I would like for someone to check my proof of the uniqueness of the Fitting decomposition of an endomorphism $f$ over a finite space $V$.
Suppose $U,W$ are two subspaces of $V$ s.t.
- $U \oplus W = V$
- $f\left(U\right) \subseteq U, f\left(V\right) \subseteq V$: this property is called $f$-invariance
- $f_U: U \to U$ is nilpotent
- $f_W: W \to W$ is an isomorphism
Then $U = F_0, W = F_1$ where $F_0,F_1$ are the Fitting modules of $f$
Proof:
- Because $f_U$ is nilpotent, $F_0\left(f_U\right) = U \implies U \subseteq F_0\left(f\right)$
- Suppose there exists $v \in W \cap F_0\left(f\right), v \neq 0$. Because $f_W$ is injective and $W$ is $f$-invariant, $f\left(v\right) \in W - \left\{0\right\} \implies \forall n \in \mathbb{N}, f^n\left(v\right) \neq 0$, and so $v \not\in F_0\left(f\right)$, contradiction. This implies that $W \cap F_0\left(f\right) = \{0\}$
- Because $W \oplus U = V$ and $U \subseteq F_0$, this means that $V \subseteq W \oplus F_0$, but because $W,F_0 \subseteq V$, $W \oplus F_0 \subseteq V$. Applying the Grassmann formula, we get that $\dim U = \dim F_0$, which implies that $U = F_0$
- Let's set $n$ to be an integer s.t. $\ker f^n = F_0 = U$, and suppose $\exists w \in W, w \not\in F_1$. Now, because $f_W$ is surjective, there exists $w^\star \in W$ s.t. $f^n\left(w^\star\right) = w$ and because $F_0 \oplus F_1 = V$ there are $u \in F_0, v \in F_1$ s.t. $u + v = w^\star$. In particular, this means that $f^n\left(u + v\right) = f^n\left(w^\star\right) = w$, which is equal to $f^n\left(v\right)$ because $u \in F_0$. Recall that $F_1$ is $f$-invariant, which means that $w \in F_1$, contradicting our choice of $w$. This means that $W \subseteq F_1$
- With the same reasoning of point 3, we can conclude that $W = F_1$ Q.E.D.

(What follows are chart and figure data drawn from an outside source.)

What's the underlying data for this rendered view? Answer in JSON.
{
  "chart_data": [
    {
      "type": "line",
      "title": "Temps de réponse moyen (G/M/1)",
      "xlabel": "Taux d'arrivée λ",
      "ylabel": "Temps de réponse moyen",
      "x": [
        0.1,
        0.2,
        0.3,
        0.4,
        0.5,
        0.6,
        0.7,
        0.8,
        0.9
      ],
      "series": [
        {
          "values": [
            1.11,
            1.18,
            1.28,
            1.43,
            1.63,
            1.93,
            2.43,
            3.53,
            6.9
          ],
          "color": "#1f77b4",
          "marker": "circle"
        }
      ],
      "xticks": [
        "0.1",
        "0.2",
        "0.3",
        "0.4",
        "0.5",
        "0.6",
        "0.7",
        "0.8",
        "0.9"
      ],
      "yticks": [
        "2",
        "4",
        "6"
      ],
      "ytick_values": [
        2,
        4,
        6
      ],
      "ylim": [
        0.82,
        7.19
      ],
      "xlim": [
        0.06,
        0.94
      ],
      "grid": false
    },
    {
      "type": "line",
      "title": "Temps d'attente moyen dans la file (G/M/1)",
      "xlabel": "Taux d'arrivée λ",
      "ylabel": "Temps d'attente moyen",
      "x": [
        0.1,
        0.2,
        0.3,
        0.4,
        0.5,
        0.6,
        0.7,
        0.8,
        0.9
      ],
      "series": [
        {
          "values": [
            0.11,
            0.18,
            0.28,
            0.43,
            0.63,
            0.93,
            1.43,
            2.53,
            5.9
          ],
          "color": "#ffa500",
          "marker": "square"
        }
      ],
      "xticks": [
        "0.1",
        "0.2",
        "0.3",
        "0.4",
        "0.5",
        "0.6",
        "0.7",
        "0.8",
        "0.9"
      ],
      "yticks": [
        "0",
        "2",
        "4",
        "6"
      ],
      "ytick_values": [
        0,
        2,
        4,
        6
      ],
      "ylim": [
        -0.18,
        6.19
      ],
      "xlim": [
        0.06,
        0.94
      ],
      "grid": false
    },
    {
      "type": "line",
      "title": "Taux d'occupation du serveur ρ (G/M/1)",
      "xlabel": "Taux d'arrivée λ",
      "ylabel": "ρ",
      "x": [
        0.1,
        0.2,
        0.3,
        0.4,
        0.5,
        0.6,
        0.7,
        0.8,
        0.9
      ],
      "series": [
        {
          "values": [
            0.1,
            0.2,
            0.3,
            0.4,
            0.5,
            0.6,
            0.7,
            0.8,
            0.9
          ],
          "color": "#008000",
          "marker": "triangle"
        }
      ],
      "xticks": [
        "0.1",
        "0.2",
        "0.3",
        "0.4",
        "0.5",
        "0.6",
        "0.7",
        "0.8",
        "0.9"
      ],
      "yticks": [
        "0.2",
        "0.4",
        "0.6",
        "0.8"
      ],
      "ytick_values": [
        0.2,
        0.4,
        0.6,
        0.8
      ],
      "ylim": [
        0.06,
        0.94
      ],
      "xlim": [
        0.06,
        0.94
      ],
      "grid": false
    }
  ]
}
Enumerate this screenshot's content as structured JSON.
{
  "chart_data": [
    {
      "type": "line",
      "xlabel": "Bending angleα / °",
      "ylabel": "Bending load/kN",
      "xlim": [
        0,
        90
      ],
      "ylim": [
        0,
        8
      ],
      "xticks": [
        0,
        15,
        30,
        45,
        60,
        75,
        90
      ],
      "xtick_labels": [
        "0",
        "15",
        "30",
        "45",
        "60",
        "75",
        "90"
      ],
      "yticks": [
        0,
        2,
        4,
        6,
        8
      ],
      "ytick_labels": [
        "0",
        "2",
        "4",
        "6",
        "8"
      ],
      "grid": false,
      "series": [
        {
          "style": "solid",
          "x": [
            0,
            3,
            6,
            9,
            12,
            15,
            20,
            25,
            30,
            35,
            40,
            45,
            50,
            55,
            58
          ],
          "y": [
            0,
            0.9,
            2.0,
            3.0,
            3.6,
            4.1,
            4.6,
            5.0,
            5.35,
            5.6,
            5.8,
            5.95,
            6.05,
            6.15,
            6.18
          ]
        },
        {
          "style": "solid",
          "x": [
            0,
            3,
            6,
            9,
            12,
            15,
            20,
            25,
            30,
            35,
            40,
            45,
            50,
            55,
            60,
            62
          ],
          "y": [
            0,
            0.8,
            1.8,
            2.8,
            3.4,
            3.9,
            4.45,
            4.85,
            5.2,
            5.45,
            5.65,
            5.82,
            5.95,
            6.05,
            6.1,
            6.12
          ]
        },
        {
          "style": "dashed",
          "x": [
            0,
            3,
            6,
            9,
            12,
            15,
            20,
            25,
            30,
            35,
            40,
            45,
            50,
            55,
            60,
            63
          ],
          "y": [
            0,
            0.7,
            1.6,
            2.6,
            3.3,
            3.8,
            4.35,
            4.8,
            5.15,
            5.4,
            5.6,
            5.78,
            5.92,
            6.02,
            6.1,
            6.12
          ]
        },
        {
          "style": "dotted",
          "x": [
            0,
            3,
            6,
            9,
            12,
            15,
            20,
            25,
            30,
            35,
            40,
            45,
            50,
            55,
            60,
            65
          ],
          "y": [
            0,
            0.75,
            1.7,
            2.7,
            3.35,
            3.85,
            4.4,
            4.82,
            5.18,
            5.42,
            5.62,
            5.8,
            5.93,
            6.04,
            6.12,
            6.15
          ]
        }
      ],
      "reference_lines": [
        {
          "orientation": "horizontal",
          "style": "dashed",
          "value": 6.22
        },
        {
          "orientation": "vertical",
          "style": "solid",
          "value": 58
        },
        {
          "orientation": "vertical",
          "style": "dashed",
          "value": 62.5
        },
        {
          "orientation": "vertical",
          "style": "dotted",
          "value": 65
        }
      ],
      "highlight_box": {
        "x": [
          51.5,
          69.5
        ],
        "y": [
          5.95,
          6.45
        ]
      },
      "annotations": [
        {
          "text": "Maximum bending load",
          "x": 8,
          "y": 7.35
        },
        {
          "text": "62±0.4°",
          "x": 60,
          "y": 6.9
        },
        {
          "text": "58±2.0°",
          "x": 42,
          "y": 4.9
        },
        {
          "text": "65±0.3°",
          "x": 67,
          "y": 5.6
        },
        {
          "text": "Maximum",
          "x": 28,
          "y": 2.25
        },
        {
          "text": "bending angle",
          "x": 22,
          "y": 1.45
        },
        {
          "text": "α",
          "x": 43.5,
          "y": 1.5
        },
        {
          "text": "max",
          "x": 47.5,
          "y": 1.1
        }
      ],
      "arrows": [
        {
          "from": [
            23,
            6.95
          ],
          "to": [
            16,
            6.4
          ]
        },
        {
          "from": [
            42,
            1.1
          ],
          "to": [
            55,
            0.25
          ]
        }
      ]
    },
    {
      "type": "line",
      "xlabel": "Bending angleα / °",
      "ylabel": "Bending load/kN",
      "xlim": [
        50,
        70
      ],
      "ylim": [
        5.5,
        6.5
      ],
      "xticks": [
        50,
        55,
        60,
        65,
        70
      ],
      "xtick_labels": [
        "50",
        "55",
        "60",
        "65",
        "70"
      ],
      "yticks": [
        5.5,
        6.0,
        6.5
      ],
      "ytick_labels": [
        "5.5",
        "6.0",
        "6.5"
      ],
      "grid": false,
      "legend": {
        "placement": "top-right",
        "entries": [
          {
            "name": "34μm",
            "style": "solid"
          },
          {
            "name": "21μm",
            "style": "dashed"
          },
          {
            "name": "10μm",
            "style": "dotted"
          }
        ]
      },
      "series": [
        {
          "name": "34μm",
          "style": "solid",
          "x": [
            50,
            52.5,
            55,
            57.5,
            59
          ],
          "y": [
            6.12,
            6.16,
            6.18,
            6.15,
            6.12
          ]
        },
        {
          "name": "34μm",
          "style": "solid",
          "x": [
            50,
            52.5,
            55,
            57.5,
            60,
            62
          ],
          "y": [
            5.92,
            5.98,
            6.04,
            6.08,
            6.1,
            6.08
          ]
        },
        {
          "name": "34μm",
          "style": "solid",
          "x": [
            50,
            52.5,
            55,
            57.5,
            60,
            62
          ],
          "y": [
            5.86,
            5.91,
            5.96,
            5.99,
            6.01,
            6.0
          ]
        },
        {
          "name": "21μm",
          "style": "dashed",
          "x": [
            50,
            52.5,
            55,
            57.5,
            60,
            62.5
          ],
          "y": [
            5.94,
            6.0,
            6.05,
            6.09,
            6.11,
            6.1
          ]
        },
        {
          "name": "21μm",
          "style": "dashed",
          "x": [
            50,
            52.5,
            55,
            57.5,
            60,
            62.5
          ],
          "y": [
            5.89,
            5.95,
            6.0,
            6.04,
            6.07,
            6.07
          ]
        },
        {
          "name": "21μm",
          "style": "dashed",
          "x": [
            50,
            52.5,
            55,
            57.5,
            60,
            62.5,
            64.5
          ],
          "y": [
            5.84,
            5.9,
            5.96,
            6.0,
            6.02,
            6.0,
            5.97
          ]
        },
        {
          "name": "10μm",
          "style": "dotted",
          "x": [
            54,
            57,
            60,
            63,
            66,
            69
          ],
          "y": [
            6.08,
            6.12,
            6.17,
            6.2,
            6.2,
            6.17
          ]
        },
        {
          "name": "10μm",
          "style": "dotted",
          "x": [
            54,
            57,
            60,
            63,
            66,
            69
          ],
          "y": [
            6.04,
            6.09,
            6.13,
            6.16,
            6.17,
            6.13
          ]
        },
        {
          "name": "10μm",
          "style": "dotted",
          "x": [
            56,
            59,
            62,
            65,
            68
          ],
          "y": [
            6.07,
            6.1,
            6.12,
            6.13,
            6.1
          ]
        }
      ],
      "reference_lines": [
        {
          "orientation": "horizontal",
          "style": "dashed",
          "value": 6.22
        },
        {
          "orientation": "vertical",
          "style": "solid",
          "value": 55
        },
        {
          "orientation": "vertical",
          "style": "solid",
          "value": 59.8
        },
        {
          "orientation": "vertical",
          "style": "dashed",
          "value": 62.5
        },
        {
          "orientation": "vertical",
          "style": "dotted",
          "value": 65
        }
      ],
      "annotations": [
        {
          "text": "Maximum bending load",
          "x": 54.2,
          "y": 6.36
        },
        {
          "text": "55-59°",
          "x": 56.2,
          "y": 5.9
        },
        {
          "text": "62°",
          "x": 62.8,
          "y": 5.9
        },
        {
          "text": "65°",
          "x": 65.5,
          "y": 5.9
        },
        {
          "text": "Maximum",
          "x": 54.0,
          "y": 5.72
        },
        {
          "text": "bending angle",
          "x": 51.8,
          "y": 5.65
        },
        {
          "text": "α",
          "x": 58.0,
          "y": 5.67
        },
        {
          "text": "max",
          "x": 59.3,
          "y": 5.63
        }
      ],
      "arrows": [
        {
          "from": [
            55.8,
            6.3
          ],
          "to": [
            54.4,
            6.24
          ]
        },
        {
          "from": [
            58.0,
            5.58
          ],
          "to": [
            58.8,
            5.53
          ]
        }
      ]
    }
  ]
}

I think your reasoning is correct, but you can be a bit more concise:
Given the decomposition $V = W \oplus U$, since $f_{|U}$ is nilpotent, there is a $k>0$ (in fact for all sufficiently large $k$) such that $f^k(U)=0$, and, since $f(W)=W$, it follows that $$ f^k(V)=f^k(U\oplus W) = f^k(U)+f^k(W) = 0+f^k(W)=f^k(W)=W. $$ Thus $U\subseteq \text{ker}(f^k)$ and $W= f^k(V)$ hence $$ \dim(U)+\dim(W) \leq \dim(\text{ker}(f^k))+\dim(f^k(V)) = \dim(V), $$ hence as $V = U \oplus W$, $U = \text{ker}(f^k)$ and $W = f^k(V)$. It follows $U$ and $W$ are unique if they exist, and to see that one just has to show that $f^k(V) \cap \text{ker}(f^k)=\{0\}$, but this is clear since if $u\in \text{ker}(f^k)\cap f^k(V)$ then $f^k(u)=0$ since $u\in \text{ker}(f^k)$ but as $u \in f^k(V)$, we have $f^k(u)=0$ if and only if $u=0$.